Several right wing publications have been trying to stir up tensions between Christians and Muslims over a forthcoming ad campaign on the side of buses due to run over Ramadan.
The adverts will run as part of a campaign by the charity Islamic Relief to raise money for victims of the war in Syria. The text in the ads says ‘Subhan Allah (Glory be to God). Gather the rewards of Ramadan. Donate now’. This will feature on buses in five cities, including London, to try and encourage donations during the festival which starts next month.
However, the usual suspect tabloids – never one to miss an opportunity – have seized on the story to try and link it to supposed preferential treatment afforded to Islam and ‘political correctness gone mad’.
Most have contrasted it with a decision to ban an advert for the Lord’s Prayer in cinemas last December. The Daily Mail writes how the decision ‘highlighted the power of political correctness’ in its article. Similar articles ran in the Daily Express, the Sun and on the Breitbart website. All mentioned the Lord’s Prayer example alongside Boris Johnson’s attempts to ban a bus advert against homosexuality put out by a Christian group in 2012.
However, there are different regulations regarding advertising in cinemas and on public transport. The Digital Cinema Media policy prohibits both political and religious advertising (see point 2.1.3 below) whereas Transport for London’s policy prohibits political advertising but not religious ads.

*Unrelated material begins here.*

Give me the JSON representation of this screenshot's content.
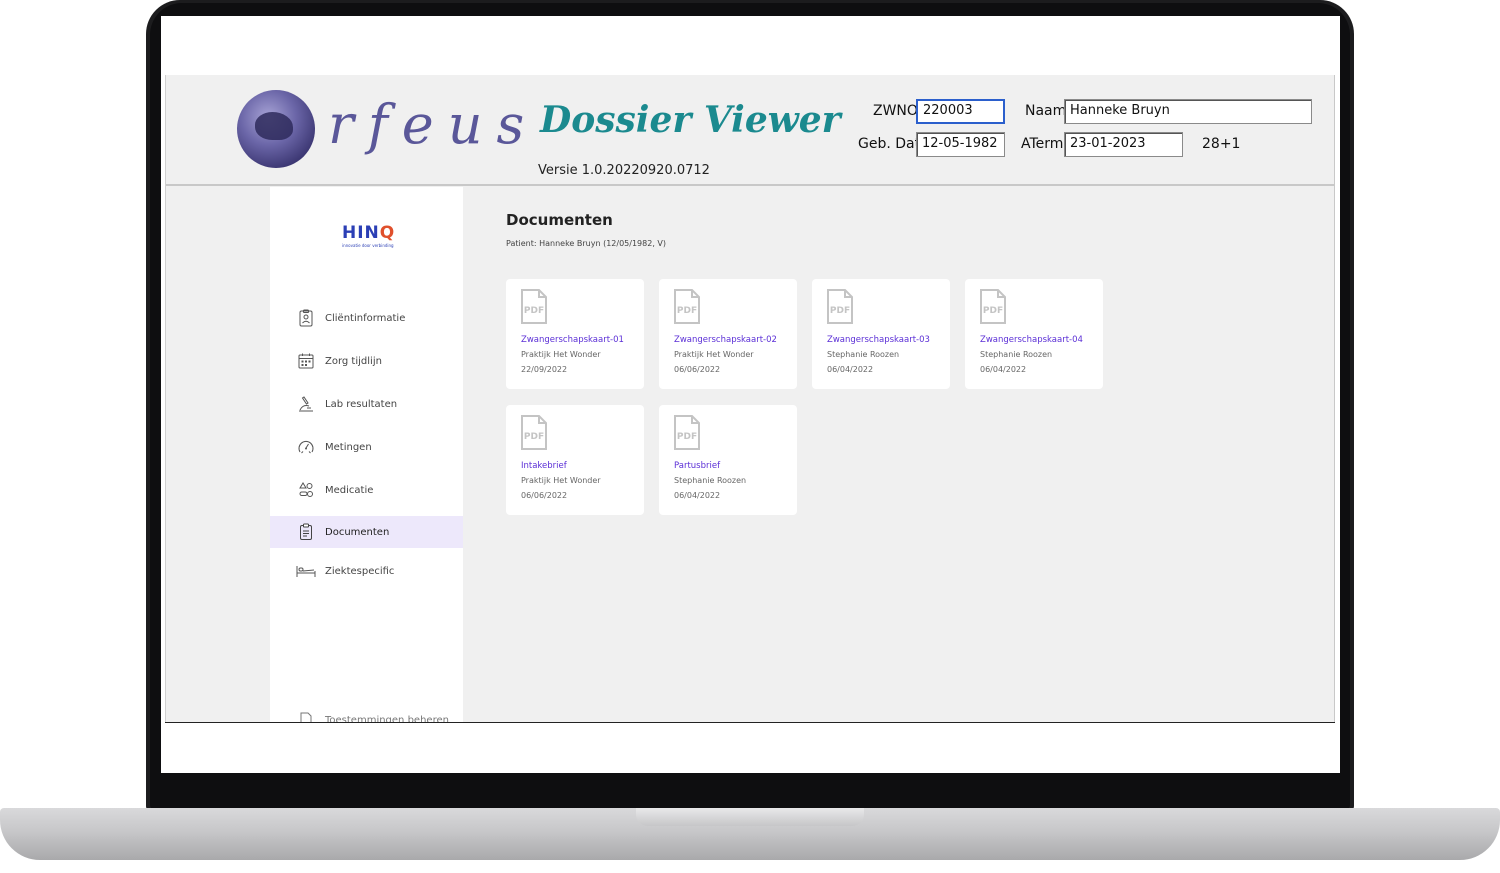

So neither Christian nor Muslim groups would be permitted to show an advertisement in a cinema. Both, however, would be allowed to display messages on the side of buses under current rules. Christian messages have been placed on public transport in the past, as can be seen here:
The second of those coming in response to an atheist ad campaign, also allowed under current TfL guidelines:
So hardly a case of Islamification or political correctness gone mad. Whatever your views on religious groups being allowed to promote in this way, it’s a level playing field at least. Regarding the move to stop the anti-homosexuality ads, that was done on the grounds of the message being discriminatory, not that it came from a Christian group.
Perhaps the last word should go to Christian Today, who published an article titled SHOULD CHRISTIANS BE OFFENDED BY ‘PRAISE ALLAH’ BUS ADS?
Showing a bit more rationality than the tabloids, the article states : ‘Although the organisation (Islamic Relief) is inspired by Islam, its practices are humanitarian. It is not a proselytising organisation, it is a humanitarian one that seeks to help people without discrimination to faith.’
The article concludes: ‘The decision to ban the Lord’s Prayer advert was made by the cinema chains because of its religious content. However Transport for London has responsibility for adverts in London. It chooses to ban slogans linked to a “political party or political cause” but does not ban religious advertising.’